Or trente-neuf États avaient voté la ratification. Les trois quarts de la majorité. La biographe avait regardé l'écran de son ordinateur éclaboussé par cette nouvelle et revu les panneaux brandis lors des rassemblements (ÉLOIGNEZ VOS ROSAIRES DE MES OVAIRES ! SORTEZ DES SENTIERS BATTUS !), elle avait pensé aux pétitions en ligne, aux articles d'opinion des célébrités. Elle ne parvenait pas à croire que l'amendement sur l'identité de la personne était devenu une réalité alors que tant de citoyens s'y opposaient.
Le roman de Leni Zumas prend place aux États-Unis, dans un futur que l'on imagine très proche et surtout probable, et met en scène quatre personnages principaux, qui sont des femmes : la biographe, l'épouse, la guérisseuse et la fille. Cinq, si l'on compte le sujet du livre de la biographe, qui est une exploratrice du XIXe siècle. Ces femmes se connaissent toutes, de près ou de loin, et sont toutes en souffrance. En souffrance parce que la société ne leur permet plus d'exercer leurs droits les plus fondamentaux, celui de disposer librement de son corps, de sa sexualité, de choisir d'avoir ou non des enfants, de choisir d'être en couple ou non pour avoir des enfants, de rester ou non en couple, quand on a des enfants. Bref, une blessure profonde, induite par un monde régi par des hommes qui n'aiment pas les femmes, et qui les font nourrir une sorte de petite haine entre elles, se jalousant tour à tour pour des choses qu'elles ne peuvent pas / plus avoir.
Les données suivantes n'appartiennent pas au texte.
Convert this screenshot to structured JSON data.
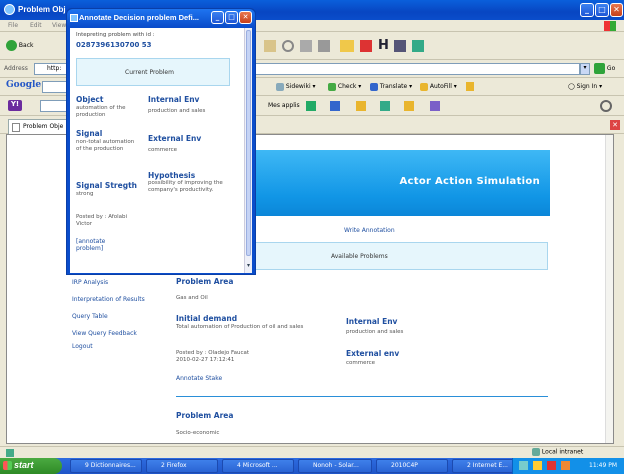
{
  "main_window": {
    "title": "Problem Obj"
  },
  "menu": [
    "File",
    "Edit",
    "View"
  ],
  "nav": {
    "back_label": "Back",
    "address_label": "Address",
    "address_value": "http:",
    "go_label": "Go"
  },
  "google_bar": {
    "logo": "Google",
    "sidewiki": "Sidewiki",
    "check": "Check",
    "translate": "Translate",
    "autofill": "AutoFill",
    "sign_in": "Sign In"
  },
  "links_bar": {
    "mes_applis": "Mes applis"
  },
  "tab": {
    "label": "Problem Obje"
  },
  "banner": {
    "title": "Actor Action Simulation"
  },
  "page": {
    "write_annotation": "Write Annotation",
    "available_problems": "Available Problems",
    "sidebar_links": [
      "IRP Analysis",
      "Interpretation of Results",
      "Query Table",
      "View Query Feedback",
      "Logout"
    ],
    "problem_area_label": "Problem Area",
    "problem_area_value": "Gas and Oil",
    "initial_demand_label": "Initial demand",
    "initial_demand_value": "Total automation of Production of oil and sales",
    "posted_by": "Posted by : Oladejo Faucat",
    "posted_date": "2010-02-27 17:12:41",
    "annotate_stake": "Annotate Stake",
    "internal_env_label": "Internal Env",
    "internal_env_value": "production and sales",
    "external_env_label": "External env",
    "external_env_value": "commerce",
    "problem_area2_label": "Problem Area",
    "problem_area2_value": "Socio-economic"
  },
  "popup": {
    "title": "Annotate Decision problem Defi...",
    "interpreting_label": "Intepreting problem with id :",
    "problem_id": "0287396130700 53",
    "current_problem": "Current Problem",
    "object_label": "Object",
    "object_value": "automation of the production",
    "internal_env_label": "Internal Env",
    "internal_env_value": "production and sales",
    "signal_label": "Signal",
    "signal_value": "non-total automation of the production",
    "external_env_label": "External Env",
    "external_env_value": "commerce",
    "signal_strength_label": "Signal Stregth",
    "signal_strength_value": "strong",
    "hypothesis_label": "Hypothesis",
    "hypothesis_value": "possibility of improving the company's productivity.",
    "posted_by": "Posted by : Afolabi Victor",
    "annotate_link": "[annotate problem]"
  },
  "status": {
    "zone": "Local intranet"
  },
  "taskbar": {
    "start": "start",
    "tasks": [
      "9 Dictionnaires...",
      "2 Firefox",
      "4 Microsoft ...",
      "Nonoh - Solar...",
      "2010C4P",
      "2 Internet E..."
    ],
    "clock": "11:49 PM"
  },
  "colors": {
    "accent": "#1F4FA0",
    "banner": "#1196E6",
    "xp_blue": "#0A4DCB"
  }
}
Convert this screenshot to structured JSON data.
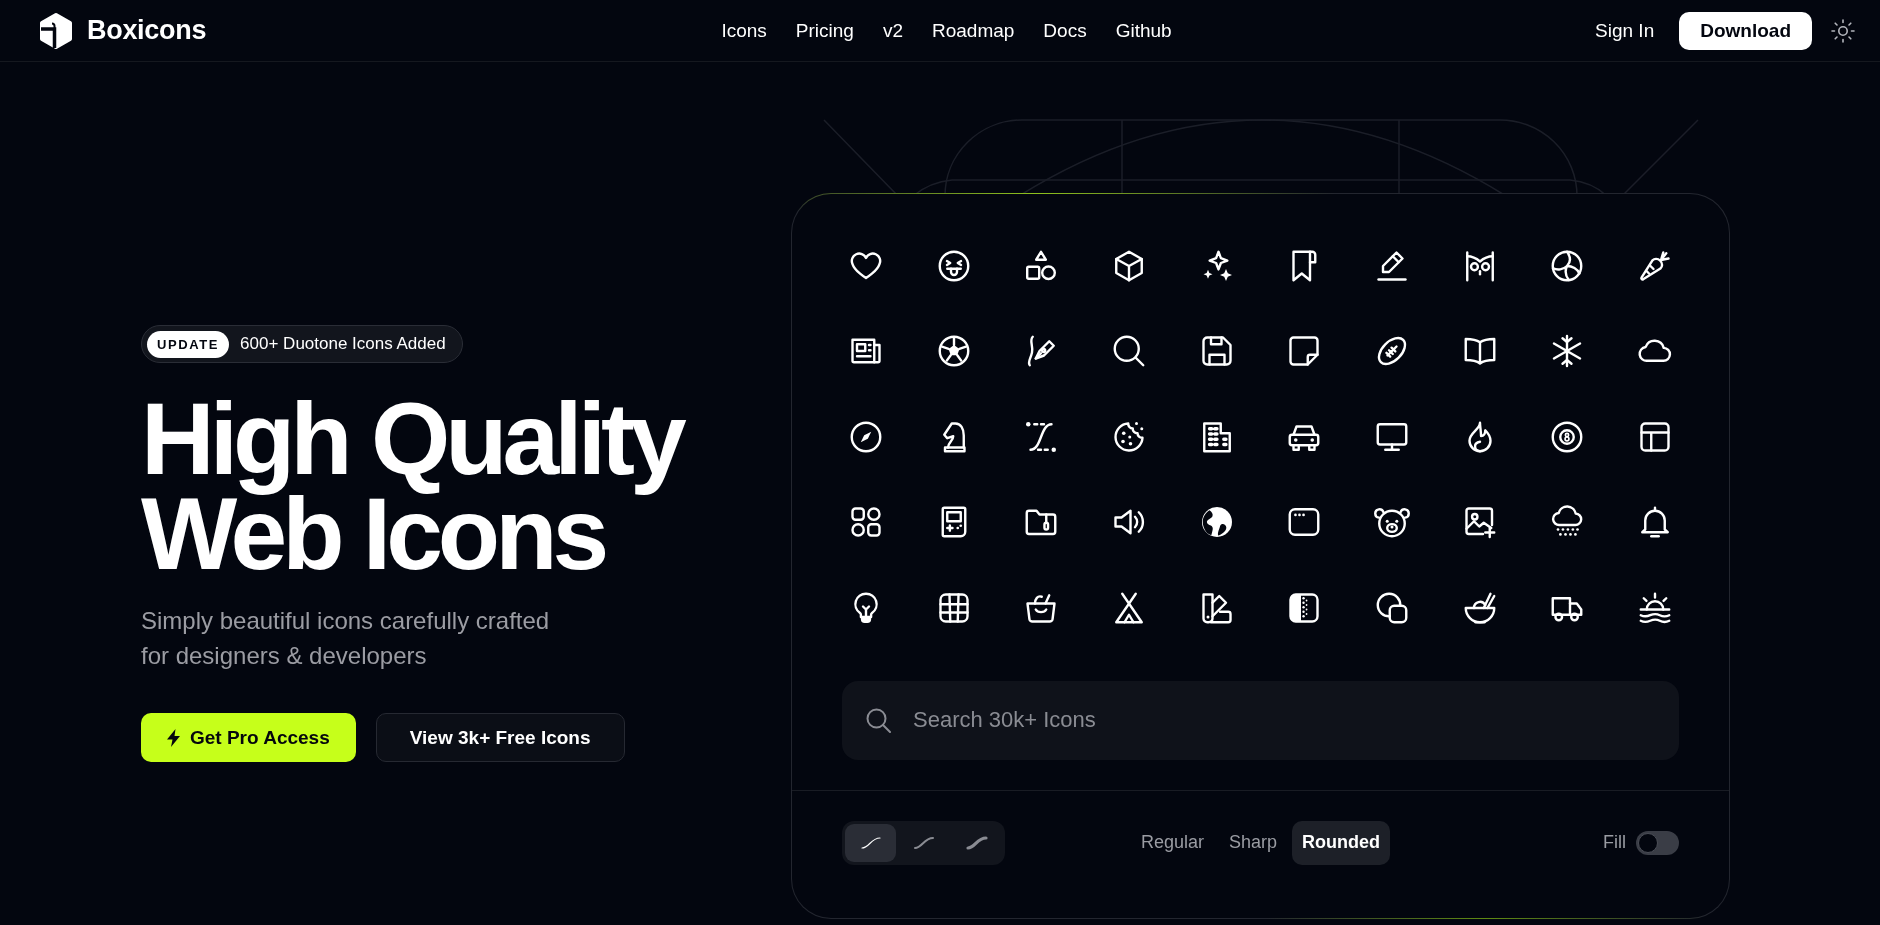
{
  "header": {
    "brand": "Boxicons",
    "nav": [
      "Icons",
      "Pricing",
      "v2",
      "Roadmap",
      "Docs",
      "Github"
    ],
    "sign_in": "Sign In",
    "download": "Download"
  },
  "hero": {
    "badge": {
      "tag": "UPDATE",
      "text": "600+ Duotone Icons Added"
    },
    "title": "High Quality Web Icons",
    "subtitle": "Simply beautiful icons carefully crafted for designers & developers",
    "buttons": [
      {
        "label": "Get Pro Access",
        "kind": "primary"
      },
      {
        "label": "View 3k+ Free Icons",
        "kind": "secondary"
      }
    ]
  },
  "showcase": {
    "search": {
      "placeholder": "Search 30k+ Icons"
    },
    "stroke_options": [
      {
        "kind": "thin",
        "selected": true
      },
      {
        "kind": "medium",
        "selected": false
      },
      {
        "kind": "bold",
        "selected": false
      }
    ],
    "styles": [
      {
        "label": "Regular",
        "selected": false
      },
      {
        "label": "Sharp",
        "selected": false
      },
      {
        "label": "Rounded",
        "selected": true
      }
    ],
    "fill": {
      "label": "Fill",
      "on": false
    }
  }
}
L'an dernier l'une des élèves de terminale s'est jetée au bas de l'escalier du gymnase, mais, après s'être cassé une côte, elle était toujours enceinte. J'espère, a dit Ro/Miss en cours, que vous savez qui sont les responsables de cette côte cassée : les monstres du Congrès qui ont voté l'amendement sur l'identité de la personne et les lobotomies ambulantes de la Cour suprême qui ont invalidé l'arrêt Roe v. Wade. « Il y a deux ans à peine, a-t-elle rappelé - crié, en réalité -, l'avortement était légal dans ce pays, mais aujourd'hui nous en sommes réduites à nous jeter au bas de l'escalier. »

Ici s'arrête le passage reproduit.